PORTLAND -- State Rep. Brad Witt said Tuesday he will challenge embattled Oregon Congressman David Wu in the Democratic primary.
Witt joins Oregon Labor Commissioner Brad Avakian in vying for the seat of the seven-term congressman.
"This is something I've had my eye on for a long time, and I have been waiting until it was my turn to make a run at this office," said Witt, who lives in Clatskanie.
Witt, 59, is a former secretary-treasurer of the Oregon AFL-CIO and a former economist for the union's national organization. His relationships with union leaders and activists could help him raise money and support among a key constituency in the Democratic Party. He has represented northwestern Oregon in the state House since 2005, serving a district stretching along the Columbia River from Sauvie Island to Astoria. He said he will officially announce his candidacy Thursday while doing a tour of the five counties in the 1st Congressional District.
Wu has been dogged by reports this year about his mental health and erratic behavior leading up to the November election. Those reports have led a number of Democrats to criticize Wu, including former gubernatorial candidate Bill Bradbury who called Wu "damaged goods."
Wu has acknowledged that his behavior, including angry speeches and late-night emails that he signed with his children's names, led several key staffers to quit. He says he has sought treatment and blamed his behavior on stress. He said he was treated with medication and counseling.
"I take every opponent seriously, but right now my only focus is on serving my constituents by bolstering Oregon's innovation economy, fighting for Oregon's priorities in our ongoing budget debate, and protecting Medicare for Oregon seniors," Wu said in a statement.
Witt formed an exploratory committee in May to examine a run. More primary challengers could make it easier for a splintered vote that would benefit the incumbent, but Witt says "it is an open field at this point."

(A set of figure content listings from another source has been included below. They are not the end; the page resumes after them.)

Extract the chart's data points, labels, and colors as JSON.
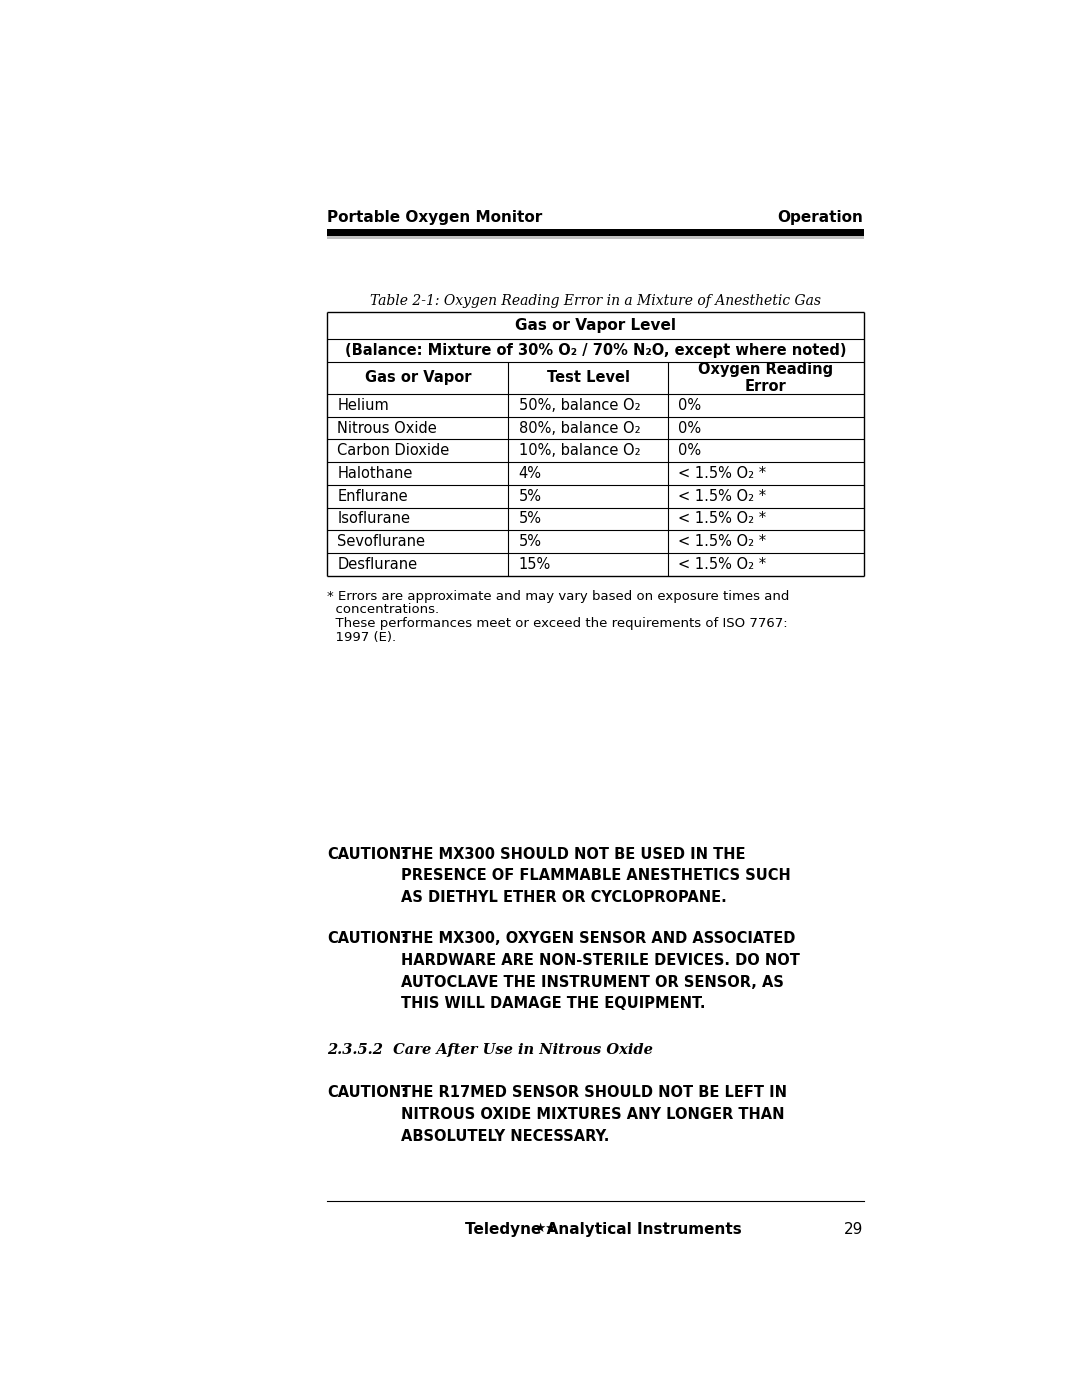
{
  "page_width": 10.8,
  "page_height": 13.97,
  "bg_color": "#ffffff",
  "header_left": "Portable Oxygen Monitor",
  "header_right": "Operation",
  "header_bar_color": "#000000",
  "table_caption": "Table 2-1: Oxygen Reading Error in a Mixture of Anesthetic Gas",
  "table_header1": "Gas or Vapor Level",
  "table_header2": "(Balance: Mixture of 30% O₂ / 70% N₂O, except where noted)",
  "col_headers": [
    "Gas or Vapor",
    "Test Level",
    "Oxygen Reading\nError"
  ],
  "rows": [
    [
      "Helium",
      "50%, balance O₂",
      "0%"
    ],
    [
      "Nitrous Oxide",
      "80%, balance O₂",
      "0%"
    ],
    [
      "Carbon Dioxide",
      "10%, balance O₂",
      "0%"
    ],
    [
      "Halothane",
      "4%",
      "< 1.5% O₂ *"
    ],
    [
      "Enflurane",
      "5%",
      "< 1.5% O₂ *"
    ],
    [
      "Isoflurane",
      "5%",
      "< 1.5% O₂ *"
    ],
    [
      "Sevoflurane",
      "5%",
      "< 1.5% O₂ *"
    ],
    [
      "Desflurane",
      "15%",
      "< 1.5% O₂ *"
    ]
  ],
  "footnote1a": "* Errors are approximate and may vary based on exposure times and",
  "footnote1b": "  concentrations.",
  "footnote2a": "  These performances meet or exceed the requirements of ISO 7767:",
  "footnote2b": "  1997 (E).",
  "caution1_label": "CAUTION:",
  "caution1_text": "THE MX300 SHOULD NOT BE USED IN THE\nPRESENCE OF FLAMMABLE ANESTHETICS SUCH\nAS DIETHYL ETHER OR CYCLOPROPANE.",
  "caution2_label": "CAUTION:",
  "caution2_text": "THE MX300, OXYGEN SENSOR AND ASSOCIATED\nHARDWARE ARE NON-STERILE DEVICES. DO NOT\nAUTOCLAVE THE INSTRUMENT OR SENSOR, AS\nTHIS WILL DAMAGE THE EQUIPMENT.",
  "section_heading": "2.3.5.2  Care After Use in Nitrous Oxide",
  "caution3_label": "CAUTION:",
  "caution3_text": "THE R17MED SENSOR SHOULD NOT BE LEFT IN\nNITROUS OXIDE MIXTURES ANY LONGER THAN\nABSOLUTELY NECESSARY.",
  "footer_text": "Teledyne Analytical Instruments",
  "footer_page": "29",
  "text_color": "#000000"
}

"It's critically important that the citizens of Oregon's first Congressional District have someone who represents them in Congress ... as opposed to someone who is making headlines based on issues that are unrelated," Witt said.
Witt, who is divorced, said his two children are grown and supportive of his decision.
Witt's decision to run was influenced by the publicity surrounding the incumbent's behavior, and Witt doesn't want the seat to fall into Republican control, said Witt's campaign director, Katherine Pfeiffer.
Democrats have a comfortable voter registration advantage in the district. But new boundaries for the district approved by the state Legislature reduce the clout of heavily Democratic Multnomah County, marginally improving Republican chances.
Democratic State Sen. Suzanne Bonamici has also said she is seriously weighing a run.
Two Republicans, Pavel Goberman and Stephan Brodhead, have filed papers with the Federal Elections Commission to run for the seat.